Je ne sais pas ce qu’ils pouvaient se raconter. Je n’ai jamais assisté à ce genre de scène que de loin, du trottoir opposé, ou bien au cinéma. Parmi les femmes qui étaient là, debout au comptoir, au milieu de ces hommes, on s’attendait à surprendre le beau sourire de Romy Schneider. Elle aurait tourné la tête et, en vous voyant, elle aurait souri, et la caméra se serait attardée en gros plan sur son visage. Cet air d’indulgence qu’elle montrait envers les hommes (pensez à Yves Montand ou Michel Piccoli, jamais bien loin), en même temps que cette expression d’une douleur secrète, venue de loin et qui devait l’emporter de façon tragique, au bout du compte.
J’imagine que la plupart étaient mariés ou en instance de divorce. J’imaginais que les uns avaient été témoins au mariage des autres. Qu’ils s’invitaient le dimanche pour faire des barbecues au bord de la piscine, avec femmes et enfants. Mais maintenant ils étaient ailleurs, dans une autre dimension de la vie, comme si pour quelques heures ils avaient eu vingt ans de moins
Il devait être question de l’endroit où ils iraient dîner, pas forcément à Nice. Des restaurants où il y avait un orchestre et où on pouvait danser devant l’estrade. Il fallait réserver des tables. Combien seraient-ils, au juste? Il fallait que l’un d’entre eux au moins connaisse le patron. “Tu lui dis qu’on est douze!” Enfin, arrivait le moment où ils posaient de l’argent sur le comptoir, en même temps qu’ils écrasaient leurs cigarettes. Je les voyais s’en aller en se répartissant dans différentes voitures qui démarraient sur les chapeaux de roues. Il me restait à les imaginer sur la route du bord de mer, filant au pied des hautes vagues blanches des Marina, en direction de La Siesta. La lumière des phares, la musique qu’ils faisaient jouer sur le tableau de bord. Joe le taxi, peut-être. Et Arsène faisait partie du groupe.

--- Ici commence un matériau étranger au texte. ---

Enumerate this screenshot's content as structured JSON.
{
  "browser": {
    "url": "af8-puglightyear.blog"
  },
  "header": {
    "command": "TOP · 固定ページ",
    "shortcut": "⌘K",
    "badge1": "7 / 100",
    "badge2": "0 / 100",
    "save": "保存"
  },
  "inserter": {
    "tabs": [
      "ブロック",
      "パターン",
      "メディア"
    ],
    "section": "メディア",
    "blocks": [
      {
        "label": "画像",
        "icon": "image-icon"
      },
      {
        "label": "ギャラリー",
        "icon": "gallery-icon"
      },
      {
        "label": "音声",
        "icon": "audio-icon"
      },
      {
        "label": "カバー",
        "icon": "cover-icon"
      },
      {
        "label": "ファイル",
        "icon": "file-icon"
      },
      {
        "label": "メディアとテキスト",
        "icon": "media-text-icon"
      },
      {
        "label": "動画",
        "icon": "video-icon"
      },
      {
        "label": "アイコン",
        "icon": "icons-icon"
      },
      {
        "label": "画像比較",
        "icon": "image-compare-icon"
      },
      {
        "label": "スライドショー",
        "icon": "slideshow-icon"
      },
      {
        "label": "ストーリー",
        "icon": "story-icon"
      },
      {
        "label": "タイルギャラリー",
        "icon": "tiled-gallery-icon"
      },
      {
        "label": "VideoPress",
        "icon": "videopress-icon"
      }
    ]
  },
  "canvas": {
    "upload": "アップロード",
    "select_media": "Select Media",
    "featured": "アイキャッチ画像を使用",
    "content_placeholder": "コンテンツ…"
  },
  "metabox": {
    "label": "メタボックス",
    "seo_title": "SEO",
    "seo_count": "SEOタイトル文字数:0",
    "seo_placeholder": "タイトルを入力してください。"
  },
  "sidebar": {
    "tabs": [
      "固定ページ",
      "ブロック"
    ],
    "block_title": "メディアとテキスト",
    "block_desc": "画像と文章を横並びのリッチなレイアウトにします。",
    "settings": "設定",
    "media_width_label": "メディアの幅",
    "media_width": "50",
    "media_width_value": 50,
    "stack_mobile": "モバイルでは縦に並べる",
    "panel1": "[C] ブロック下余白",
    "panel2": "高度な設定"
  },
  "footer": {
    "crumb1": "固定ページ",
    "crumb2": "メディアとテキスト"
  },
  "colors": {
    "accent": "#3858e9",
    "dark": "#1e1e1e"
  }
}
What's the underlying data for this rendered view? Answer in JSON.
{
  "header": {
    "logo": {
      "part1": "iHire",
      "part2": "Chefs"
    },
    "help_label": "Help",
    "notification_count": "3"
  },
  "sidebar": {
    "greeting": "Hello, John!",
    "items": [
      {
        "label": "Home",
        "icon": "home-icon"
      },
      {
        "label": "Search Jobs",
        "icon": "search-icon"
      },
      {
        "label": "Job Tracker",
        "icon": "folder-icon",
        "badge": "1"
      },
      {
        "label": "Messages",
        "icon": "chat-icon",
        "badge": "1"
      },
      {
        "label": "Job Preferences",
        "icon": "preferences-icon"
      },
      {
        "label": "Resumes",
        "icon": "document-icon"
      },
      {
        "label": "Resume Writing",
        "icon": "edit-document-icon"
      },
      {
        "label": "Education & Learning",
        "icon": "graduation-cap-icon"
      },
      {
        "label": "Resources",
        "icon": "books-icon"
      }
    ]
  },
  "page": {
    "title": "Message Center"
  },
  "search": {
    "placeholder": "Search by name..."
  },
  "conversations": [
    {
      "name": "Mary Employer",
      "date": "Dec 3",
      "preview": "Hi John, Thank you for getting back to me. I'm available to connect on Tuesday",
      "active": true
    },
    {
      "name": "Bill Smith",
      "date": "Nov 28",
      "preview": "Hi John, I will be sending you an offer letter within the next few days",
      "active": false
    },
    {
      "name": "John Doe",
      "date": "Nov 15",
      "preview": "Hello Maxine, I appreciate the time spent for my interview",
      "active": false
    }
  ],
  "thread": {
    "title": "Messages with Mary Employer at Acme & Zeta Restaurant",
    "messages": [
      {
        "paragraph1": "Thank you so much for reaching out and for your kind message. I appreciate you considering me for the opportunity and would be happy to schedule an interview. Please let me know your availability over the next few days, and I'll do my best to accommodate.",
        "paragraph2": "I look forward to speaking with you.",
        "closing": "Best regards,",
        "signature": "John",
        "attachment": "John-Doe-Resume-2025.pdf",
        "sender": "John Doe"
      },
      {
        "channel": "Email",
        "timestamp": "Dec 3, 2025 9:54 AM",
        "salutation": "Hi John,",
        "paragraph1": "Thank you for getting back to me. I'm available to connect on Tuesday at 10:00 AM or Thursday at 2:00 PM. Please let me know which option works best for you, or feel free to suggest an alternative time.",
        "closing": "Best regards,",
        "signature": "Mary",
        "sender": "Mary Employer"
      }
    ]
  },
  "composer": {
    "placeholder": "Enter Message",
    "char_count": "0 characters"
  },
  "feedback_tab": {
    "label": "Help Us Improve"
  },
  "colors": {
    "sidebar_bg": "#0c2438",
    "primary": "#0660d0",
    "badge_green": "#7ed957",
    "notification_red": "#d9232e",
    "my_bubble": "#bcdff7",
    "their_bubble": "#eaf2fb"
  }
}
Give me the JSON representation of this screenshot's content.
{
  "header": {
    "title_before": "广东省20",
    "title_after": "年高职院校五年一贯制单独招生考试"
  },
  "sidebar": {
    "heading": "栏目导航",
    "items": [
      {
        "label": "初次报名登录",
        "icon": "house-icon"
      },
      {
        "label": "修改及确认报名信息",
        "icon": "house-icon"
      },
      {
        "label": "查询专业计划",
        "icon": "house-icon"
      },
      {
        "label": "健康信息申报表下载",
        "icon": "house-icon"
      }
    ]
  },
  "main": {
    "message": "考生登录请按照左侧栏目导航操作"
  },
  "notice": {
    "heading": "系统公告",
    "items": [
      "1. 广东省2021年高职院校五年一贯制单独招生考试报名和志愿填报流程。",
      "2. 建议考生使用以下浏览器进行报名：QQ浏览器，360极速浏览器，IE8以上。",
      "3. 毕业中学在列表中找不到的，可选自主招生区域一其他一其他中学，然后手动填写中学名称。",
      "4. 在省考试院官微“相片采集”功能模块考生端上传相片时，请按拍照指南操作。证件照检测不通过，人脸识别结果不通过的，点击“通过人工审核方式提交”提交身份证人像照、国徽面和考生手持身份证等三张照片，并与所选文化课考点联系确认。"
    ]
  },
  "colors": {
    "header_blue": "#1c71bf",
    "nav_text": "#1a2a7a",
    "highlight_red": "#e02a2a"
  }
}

Voilà ce que j’ai pu observer à deux ou trois reprises avant que l’imprimerie de la rue Emmanuel Philibert ne soit mise en faillite. Mais ensuite, quand je suis repassé devant Le Select, je ne l’ai plus vu parmi ces hommes. Je ne m’en suis guère étonné, maintenant qu’on avait saisi sa voiture et qu’il était interdit bancaire, pensant qu’il avait dû quitter Nice et qu’il était à Paris où il avait peut-être repris son activité dans le commerce interlope des machines à sous. Où peut-être il gérait une salle de billard.
Le Select n’était pas le seul bar à Nice à remplir cette fonction de lieu de rendez-vous, et il n’en manquait sans doute pas à Paris non plus, du côté de Montparnasse, où les Don Juan comme lui devaient emmener de jolies femmes, et peut-être aussi enregistrer des paris sur des matchs de boxe, et même acheter et vendre des voitures volées. Car l’idée de délinquance s’attachait maintenant, dans mon esprit, au souvenir de mon ancien élève.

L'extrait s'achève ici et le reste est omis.